Dōmei News Agency (同盟通信社, Dōmei Tsūshinsha) was the official news agency of the Empire of Japan.

==History and development==
Dōmei was the result of years of efforts by Japanese journalists and business leaders to create a national news agency in Japan that could compete with (and if necessary counter) Reuters and other internationally recognized news agencies on a global basis.

After the Manchurian Incident of 1931, president Yukichi Iwanaga (岩永 裕吉 Iwanaga Yūkichi) of the Nihon Shimbun Rengosha (日本新聞聯合社 Associated Press, or "Rengo") proposed the merger of his news agency with the Nihon Dempo Tsushinsha (日本電報通信社 Japan Telegraphic News Agency, or "Dentsu").

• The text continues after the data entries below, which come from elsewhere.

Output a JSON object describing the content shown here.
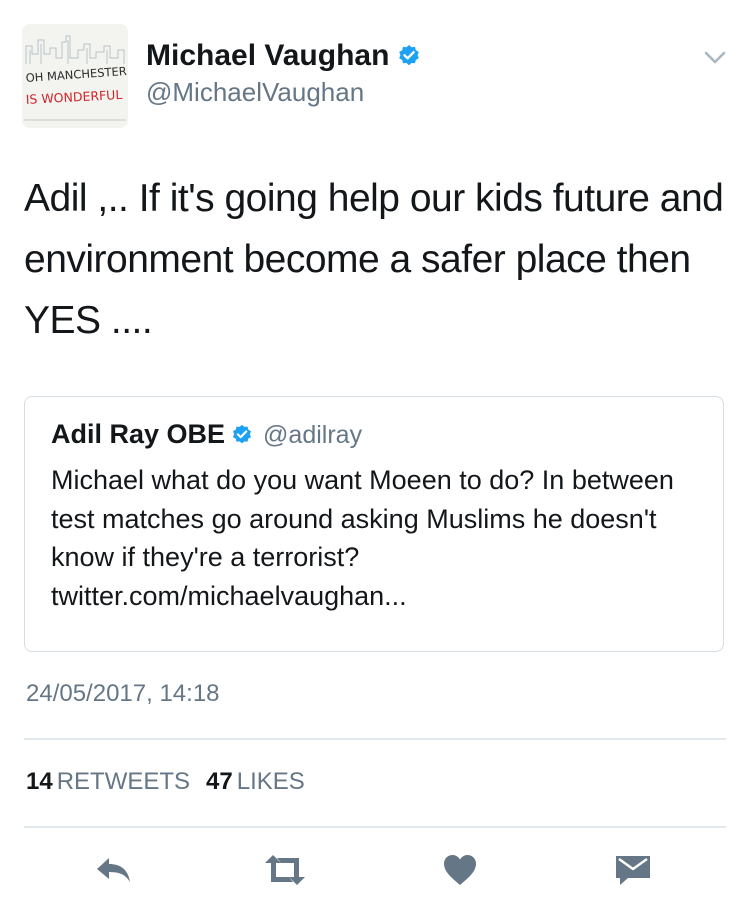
{
  "author": {
    "name": "Michael Vaughan",
    "handle": "@MichaelVaughan",
    "avatar_text_line1": "OH MANCHESTER",
    "avatar_text_line2": "IS WONDERFUL"
  },
  "tweet": {
    "text": "Adil ,.. If it's going help our kids future and environment become a safer place then YES ....",
    "timestamp": "24/05/2017, 14:18"
  },
  "quoted_tweet": {
    "name": "Adil Ray OBE",
    "handle": "@adilray",
    "text": "Michael what do you want Moeen to do? In between test matches go around asking Muslims he doesn't know if they're a terrorist? twitter.com/michaelvaughan..."
  },
  "stats": {
    "retweets_count": "14",
    "retweets_label": "RETWEETS",
    "likes_count": "47",
    "likes_label": "LIKES"
  },
  "colors": {
    "verified_blue": "#1da1f2",
    "secondary_text": "#657786",
    "icon_gray": "#657786",
    "divider": "#e1e8ed"
  },
  "icons": [
    "verified-icon",
    "caret-down-icon",
    "reply-icon",
    "retweet-icon",
    "like-icon",
    "message-icon"
  ]
}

Despite government backing for the move, the merger was resisted by Dentsu president Hoshio Mitsunaga (光永 星郎 Mitsunaga Hoshio), who was reluctant to give up control of his company's lucrative advertising business, and by concerns that a merger would threaten his advertising customer base – the provincial newspapers who competed against Rengo. As a compromise, Mitsunaga agreed to split Dentsu, and separate the news agency from the advertising agency. The news agency was reorganized in a merger with Rengo on 28 December 1935 to form the Dōmei Tsūshinsha.

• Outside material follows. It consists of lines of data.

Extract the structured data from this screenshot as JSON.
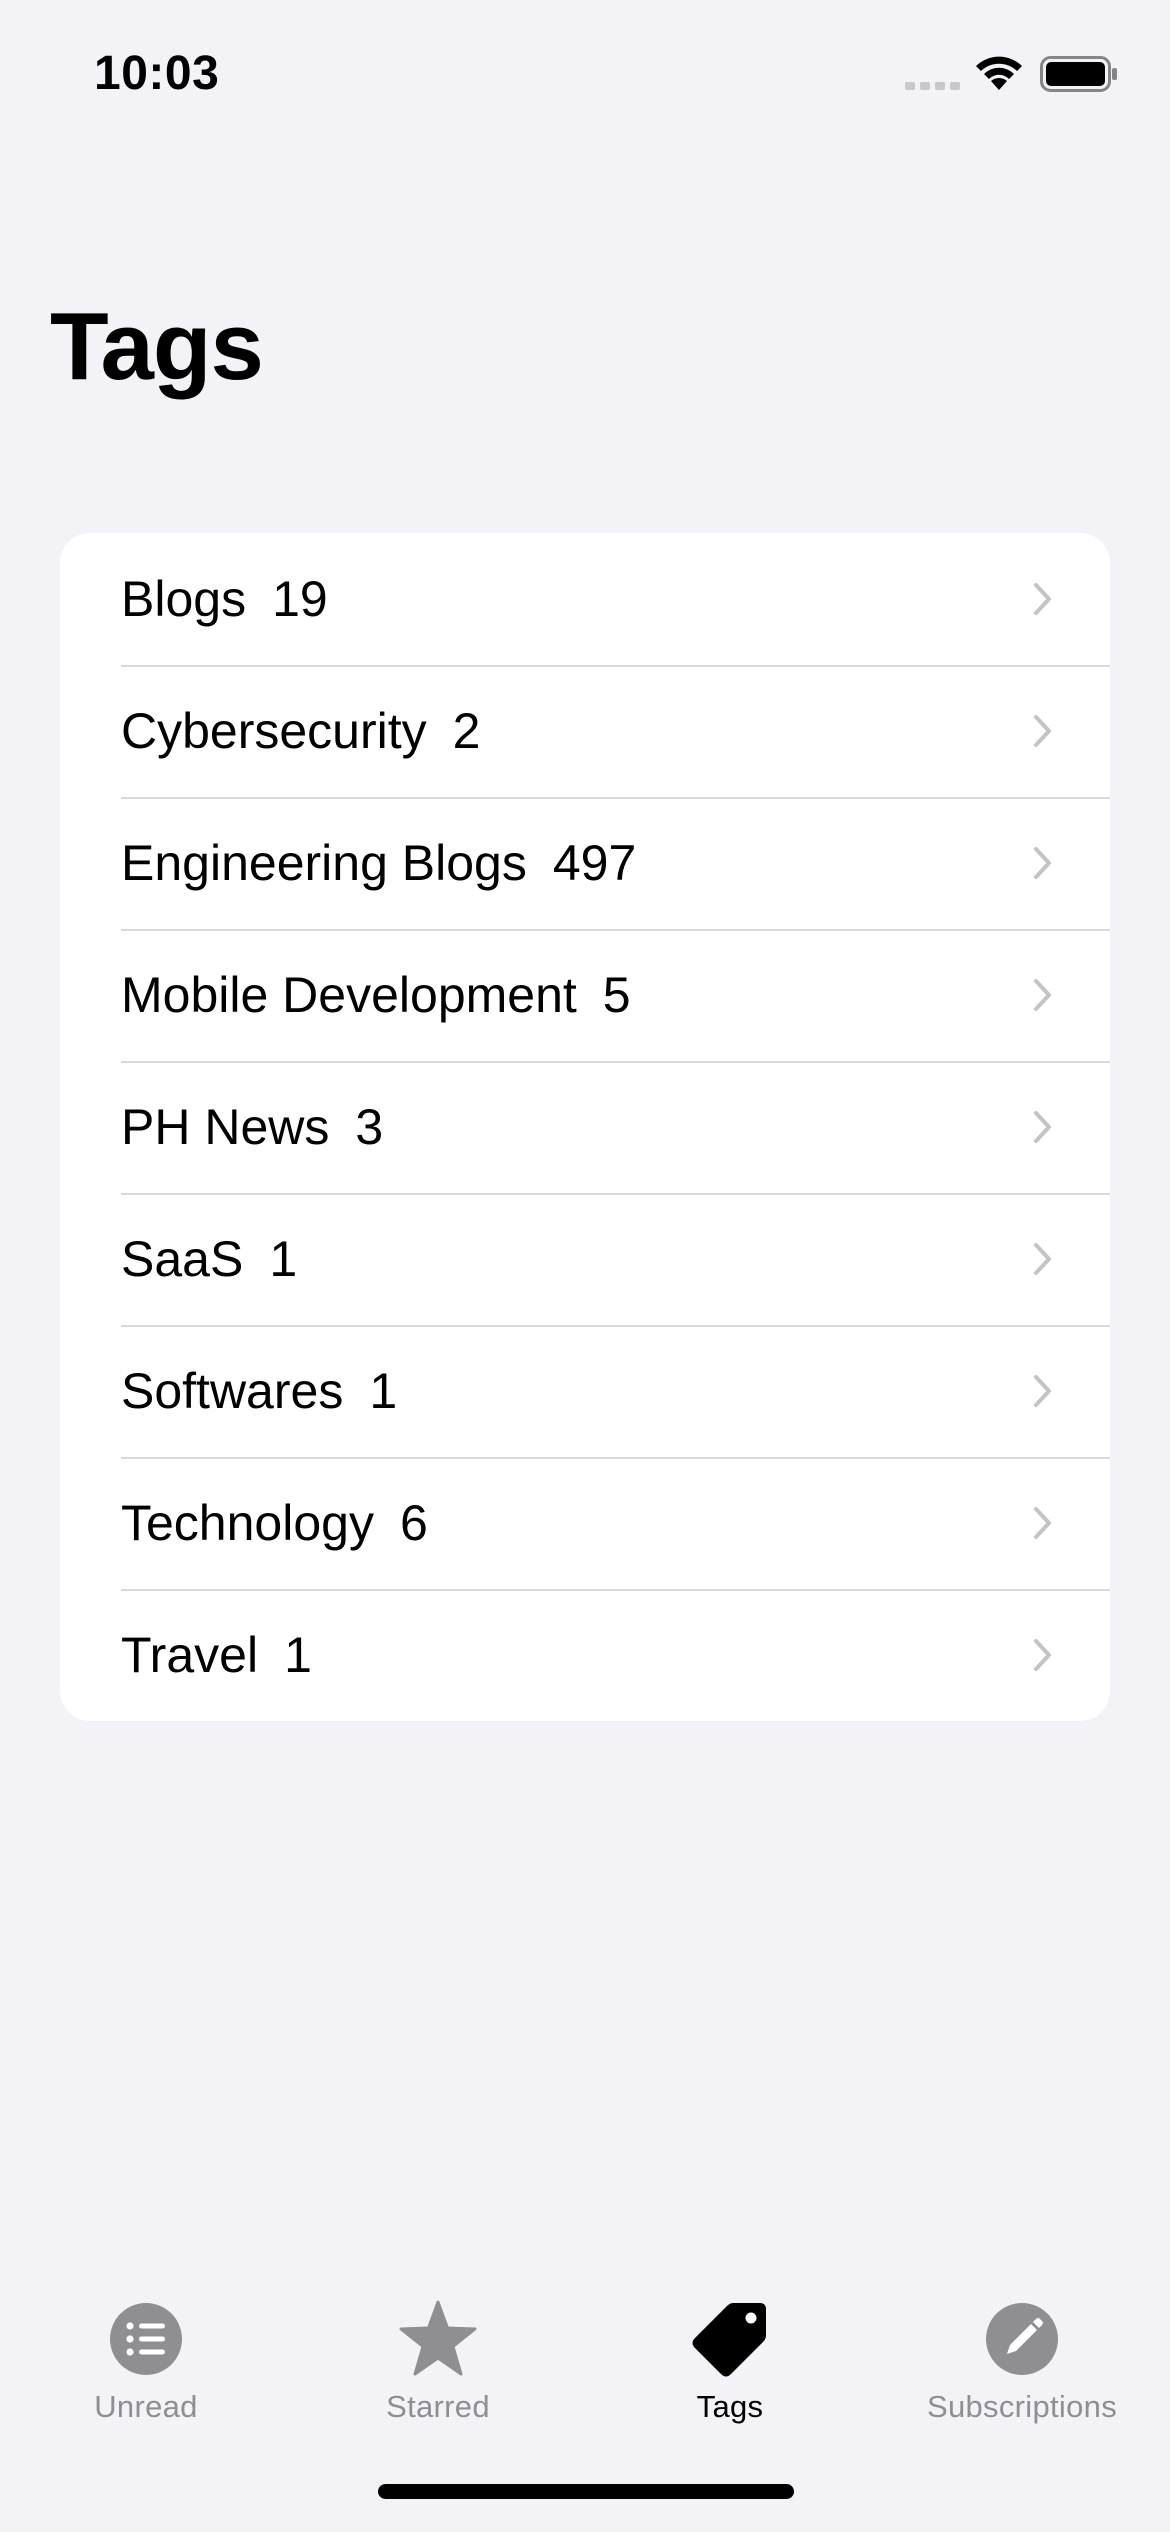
{
  "status_bar": {
    "time": "10:03",
    "icons": [
      "cellular-signal-icon",
      "wifi-icon",
      "battery-icon"
    ]
  },
  "page": {
    "title": "Tags"
  },
  "tags": [
    {
      "name": "Blogs",
      "count": "19"
    },
    {
      "name": "Cybersecurity",
      "count": "2"
    },
    {
      "name": "Engineering Blogs",
      "count": "497"
    },
    {
      "name": "Mobile Development",
      "count": "5"
    },
    {
      "name": "PH News",
      "count": "3"
    },
    {
      "name": "SaaS",
      "count": "1"
    },
    {
      "name": "Softwares",
      "count": "1"
    },
    {
      "name": "Technology",
      "count": "6"
    },
    {
      "name": "Travel",
      "count": "1"
    }
  ],
  "tab_bar": {
    "items": [
      {
        "label": "Unread",
        "icon": "list-bullet-circle-icon",
        "active": false
      },
      {
        "label": "Starred",
        "icon": "star-icon",
        "active": false
      },
      {
        "label": "Tags",
        "icon": "tag-icon",
        "active": true
      },
      {
        "label": "Subscriptions",
        "icon": "pencil-circle-icon",
        "active": false
      }
    ]
  },
  "colors": {
    "background": "#f2f2f7",
    "card": "#ffffff",
    "separator": "#d8d8dd",
    "chevron": "#c4c4c7",
    "inactive_tab": "#8e8e93",
    "active_tab": "#000000"
  }
}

During World War II, Dōmei News Agency came under the control of the Ministry of Communications, a pre-war cabinet level ministry in the Japanese government. Domei maintained a network of offices outside Japan, dispatching reporters to all allied and neutral countries, and was also involved in film and radio work. It also collected news and information from various sources to pass on to the government and military, and produced various works of propaganda aimed at foreign countries.

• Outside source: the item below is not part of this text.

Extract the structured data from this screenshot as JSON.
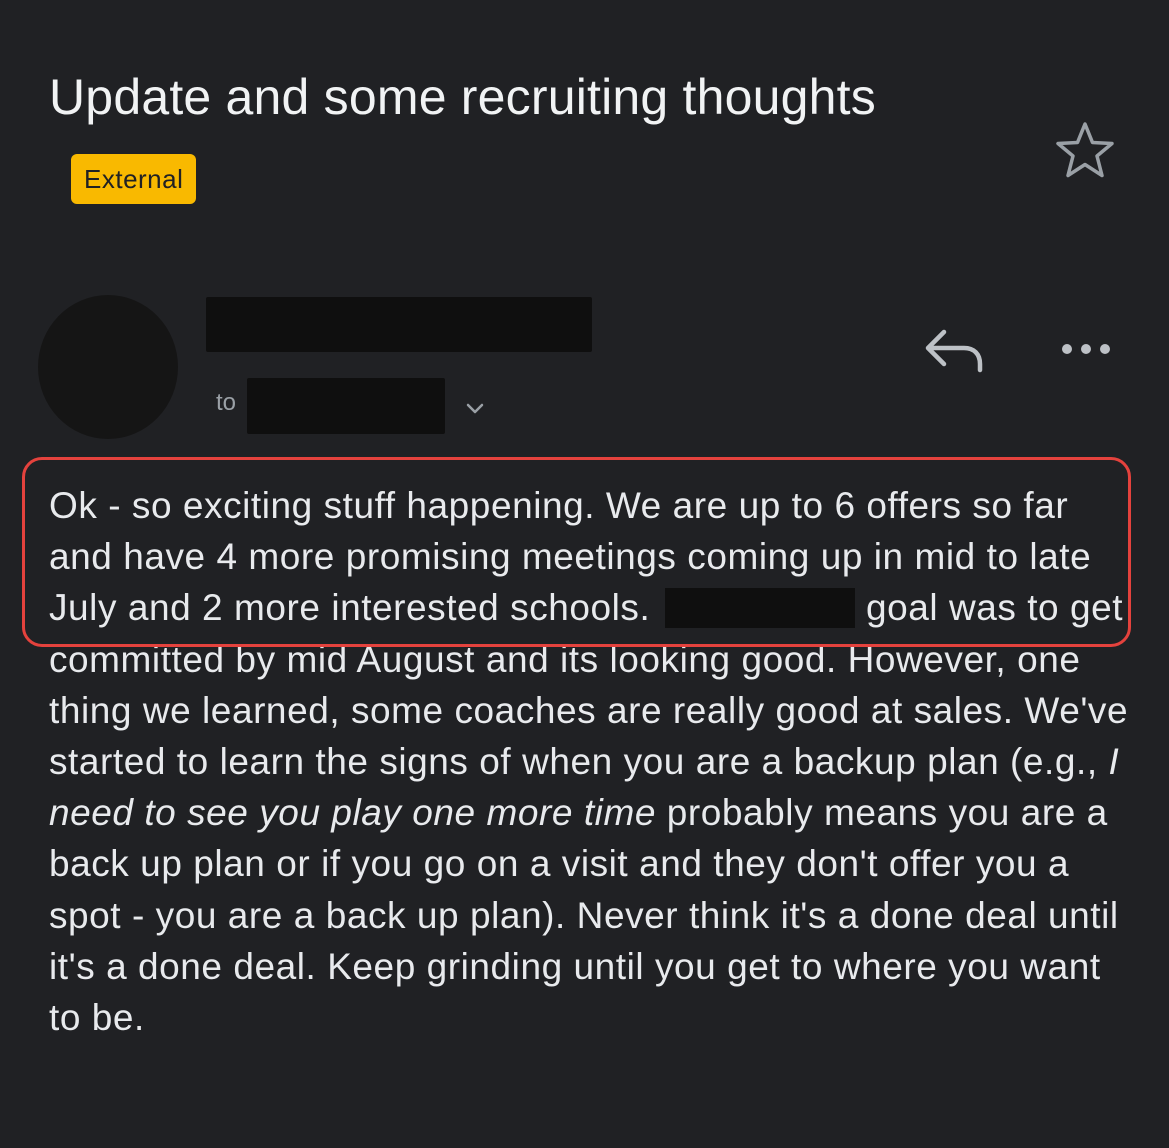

Dōmei issued news to the public that was censored along government-approved lines, and broadcast news in Japanese and in major European languages through an extensive network of radio stations in east Asia, Manchukuo and in Japanese-occupied China. It was later authorized by the Japanese military to develop a news network and radio stations in Japanese-occupied Singapore and Malaya.

A number of documented incidents from the period around the outbreak of the Pacific War show that on a personal level Dōmei's staff had good relationships with foreign journalists.

Under the Allied occupation of Japan Dōmei was disbanded, and its functions divided split between Kyodo News (共同通信社) and Jiji Press (時事通信社) in 1945 following the end of World War II.